“‘Fun!’” repeated Tess scathingly, looking at him.
Just then Ruth, the eldest sister of the four Corner House girls, and Luke Shepard, the young collegian, appeared walking hastily toward the place where the party had been gathering nuts.
“They are all right, Luke!” was Ruth’s first exclamation.
“I told you so, Miss Fussbudget,” he laughed. “Did you hear somebody shouting, Neale?”
“Yes, for help. What do you suppose it is?”
“We’d better go to see,” Ruth said confidently.

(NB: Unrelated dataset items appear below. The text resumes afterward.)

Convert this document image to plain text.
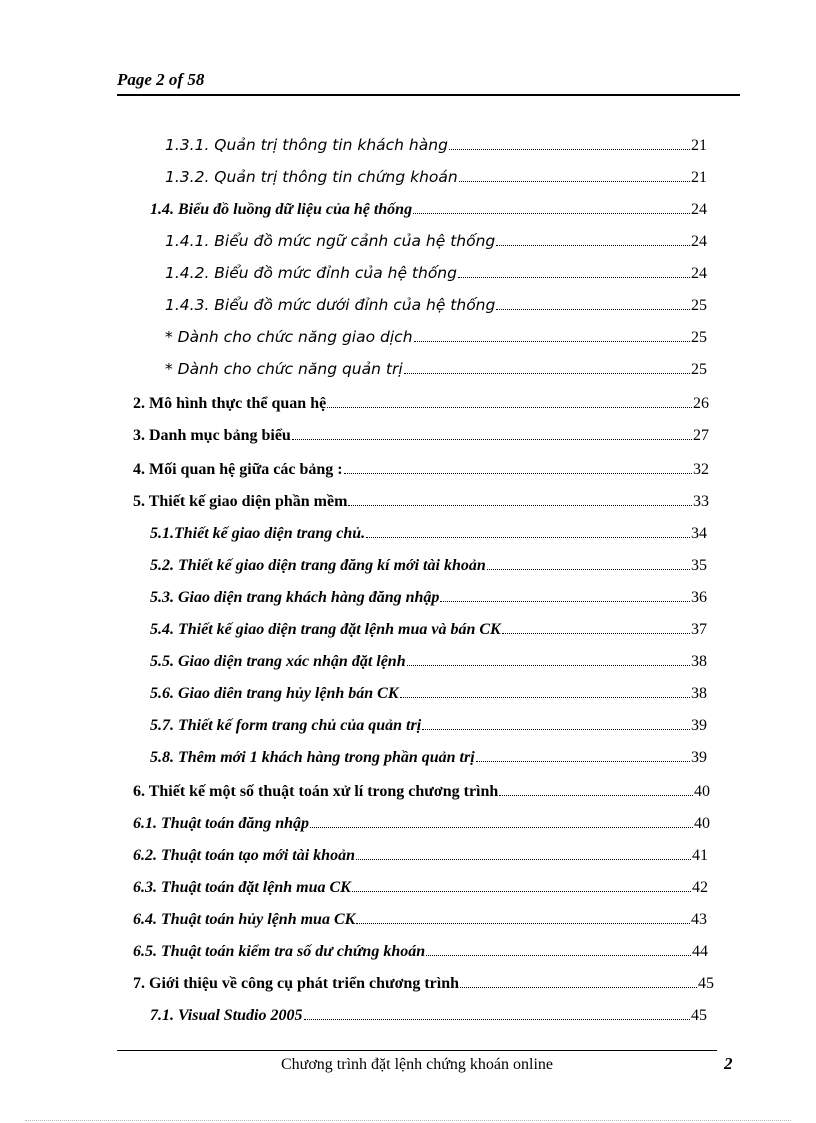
Page 2 of 58
1.3.1. Quản trị thông tin khách hàng	21
1.3.2. Quản trị thông tin chứng khoán	21
1.4. Biểu đồ luồng dữ liệu của hệ thống	24
1.4.1. Biểu đồ mức ngữ cảnh của hệ thống	24
1.4.2. Biểu đồ mức đỉnh của hệ thống	24
1.4.3. Biểu đồ mức dưới đỉnh của hệ thống	25
* Dành cho chức năng giao dịch	25
* Dành cho chức năng quản trị	25
2. Mô hình thực thể quan hệ	26
3. Danh mục bảng biểu	27
4. Mối quan hệ giữa các bảng :	32
5. Thiết kế giao diện phần mềm	33
5.1.Thiết kế giao diện trang chủ.	34
5.2. Thiết kế giao diện trang đăng kí mới tài khoản	35
5.3. Giao diện trang khách hàng đăng nhập	36
5.4. Thiết kế giao diện trang đặt lệnh mua và bán CK	37
5.5. Giao diện trang xác nhận đặt lệnh	38
5.6. Giao diên trang hủy lệnh bán CK	38
5.7. Thiết kế form trang chủ của quản trị	39
5.8. Thêm mới 1 khách hàng trong phần quản trị	39
6. Thiết kế một số thuật toán xử lí trong chương trình	40
6.1. Thuật toán đăng nhập	40
6.2. Thuật toán tạo mới tài khoản	41
6.3. Thuật toán đặt lệnh mua CK	42
6.4. Thuật toán hủy lệnh mua CK	43
6.5. Thuật toán kiểm tra số dư chứng khoán	44
7. Giới thiệu về công cụ phát triển chương trình	45
7.1. Visual Studio 2005	45
Chương trình đặt lệnh chứng khoán online	2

She, too, was a pretty girl; but she did not have Agnes’ vivid coloring or volatile manner. Ruth Kenway was graceful, rather mature in figure and manner, and with the kindest smile in the world. Having had to mother her younger sisters when she was so young, the girl had acquired this matronly appearance, although she was still in her teens.
“Say!” broke in Sammy, who, from natural obstinacy, opposed almost everything he did not himself suggest, “let ’em come and ask us to help. Maybe somebody will steal our nuts while we’re gone. Or the auto.”
“Can’t steal the machine,” said Neale. “It’s locked and the key is in my pocket.”
“Come on,” Luke remarked. “I feel with Ruth that we ought to look into this. It is easy for something to happen in the woods.”